Review Board 2.0.15


ISA parser: Match /* */ and // style comments.

Review Request #841 - Created Sept. 5, 2011 and submitted

Information
Gabe Black
gem5
Reviewers
Default
ali, gblack, nate, stever
ISA parser: Match /* */ and // style comments.

Comments should not be scanned for operands, and we should look for both /* */
style and // style.
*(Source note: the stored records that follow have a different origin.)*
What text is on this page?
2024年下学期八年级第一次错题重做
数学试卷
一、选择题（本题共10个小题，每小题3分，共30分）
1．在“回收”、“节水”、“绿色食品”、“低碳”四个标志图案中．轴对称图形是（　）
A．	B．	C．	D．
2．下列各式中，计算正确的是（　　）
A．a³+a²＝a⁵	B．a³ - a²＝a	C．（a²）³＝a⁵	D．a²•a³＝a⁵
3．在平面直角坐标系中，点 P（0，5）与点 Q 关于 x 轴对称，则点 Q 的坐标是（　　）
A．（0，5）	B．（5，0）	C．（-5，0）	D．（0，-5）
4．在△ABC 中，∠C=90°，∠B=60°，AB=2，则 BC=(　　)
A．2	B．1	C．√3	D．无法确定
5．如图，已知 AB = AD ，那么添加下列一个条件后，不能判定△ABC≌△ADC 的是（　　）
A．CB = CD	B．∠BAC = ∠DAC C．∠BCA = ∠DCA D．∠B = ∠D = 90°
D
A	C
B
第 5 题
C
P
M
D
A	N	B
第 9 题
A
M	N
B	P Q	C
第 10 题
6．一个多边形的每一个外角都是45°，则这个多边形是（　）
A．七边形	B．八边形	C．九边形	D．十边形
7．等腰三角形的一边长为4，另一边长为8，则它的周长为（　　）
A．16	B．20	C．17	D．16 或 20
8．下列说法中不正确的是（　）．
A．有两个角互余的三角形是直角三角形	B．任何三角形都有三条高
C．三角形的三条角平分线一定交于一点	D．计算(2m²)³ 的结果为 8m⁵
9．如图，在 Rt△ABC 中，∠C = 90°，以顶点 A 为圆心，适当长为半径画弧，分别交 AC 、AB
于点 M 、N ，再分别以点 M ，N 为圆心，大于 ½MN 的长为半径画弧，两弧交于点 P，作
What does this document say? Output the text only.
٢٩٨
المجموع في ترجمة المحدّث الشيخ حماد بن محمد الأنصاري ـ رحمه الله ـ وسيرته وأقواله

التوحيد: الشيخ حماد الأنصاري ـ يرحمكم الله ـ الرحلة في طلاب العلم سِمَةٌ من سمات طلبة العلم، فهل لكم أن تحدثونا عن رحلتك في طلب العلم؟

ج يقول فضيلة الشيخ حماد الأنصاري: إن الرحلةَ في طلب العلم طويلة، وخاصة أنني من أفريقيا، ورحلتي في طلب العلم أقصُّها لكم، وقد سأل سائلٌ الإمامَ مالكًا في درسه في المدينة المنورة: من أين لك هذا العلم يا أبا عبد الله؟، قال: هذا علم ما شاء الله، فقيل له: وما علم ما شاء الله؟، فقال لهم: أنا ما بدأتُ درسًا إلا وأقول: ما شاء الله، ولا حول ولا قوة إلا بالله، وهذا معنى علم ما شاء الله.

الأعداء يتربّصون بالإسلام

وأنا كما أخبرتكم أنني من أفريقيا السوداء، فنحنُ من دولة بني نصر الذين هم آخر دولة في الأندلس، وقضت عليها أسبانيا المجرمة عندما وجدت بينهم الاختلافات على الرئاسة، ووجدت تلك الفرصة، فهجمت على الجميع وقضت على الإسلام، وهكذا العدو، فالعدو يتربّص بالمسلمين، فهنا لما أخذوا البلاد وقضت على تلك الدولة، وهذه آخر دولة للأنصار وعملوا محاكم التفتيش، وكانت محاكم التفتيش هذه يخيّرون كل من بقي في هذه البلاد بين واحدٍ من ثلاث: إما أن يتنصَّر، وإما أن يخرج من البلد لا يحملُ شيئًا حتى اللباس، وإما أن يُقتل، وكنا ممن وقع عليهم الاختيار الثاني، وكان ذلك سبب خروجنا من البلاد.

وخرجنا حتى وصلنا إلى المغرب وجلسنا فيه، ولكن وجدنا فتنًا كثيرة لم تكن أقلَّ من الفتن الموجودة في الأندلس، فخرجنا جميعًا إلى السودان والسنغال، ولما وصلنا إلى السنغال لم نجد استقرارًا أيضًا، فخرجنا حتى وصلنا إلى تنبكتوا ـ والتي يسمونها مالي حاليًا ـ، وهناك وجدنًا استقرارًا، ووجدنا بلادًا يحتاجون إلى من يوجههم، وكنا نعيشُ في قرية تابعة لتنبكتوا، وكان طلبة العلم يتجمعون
The regular expression is still not quite right because it
doesn't handle comments in strings, but it's closer.

   
Posted (Sept. 6, 2011, 3:07 a.m.)
I did some searching and these look promising, although I haven't tested them:
comment_re = re.compile(
    r'(^)?[^\S\n]*/(?:\*(.*?)\*/[^\S\n]*|/[^\n]*)($)?',
    re.DOTALL | re.MULTILINE
)

or 

def comment_remover(text):
    def replacer(match):
        s = match.group(0)
        if s.startswith('/'):
            return ""
        else:
            return s
    pattern = re.compile(
        r'//.*?$|/\*.*?\*/|\'(?:\\.|[^\\\'])*\'|"(?:\\.|[^\\"])*"',
        re.DOTALL | re.MULTILINE
    )
    return re.sub(pattern, replacer, text)
Posted (Sept. 6, 2011, 4:40 a.m.)
Out of curiosity, are comments not being handled by PLY?  If that's the case, why?  Check out slicc/parser.py to see how to deal with comments.
  1. We're talking about comments in the C snippets that the ISA parser handles via regexes, not the ISA DSL itself.
Posted (Sept. 7, 2011, 5:09 a.m.)



  
src/arch/isa_parser.py (Diff revision 1)
 
 
re.MULTILINE only affects how '^ 'and '$' are interpreted, not '.'.  You need DOTALL to make '.' match newlines (which then makes the '//.*\n' not work right).  Based on this, the regex that Ali posted looks more reasonable.
  1. I should say "more likely to be correct", not "more reasonable"... by some definitions that regex is rather unreasonable... :-)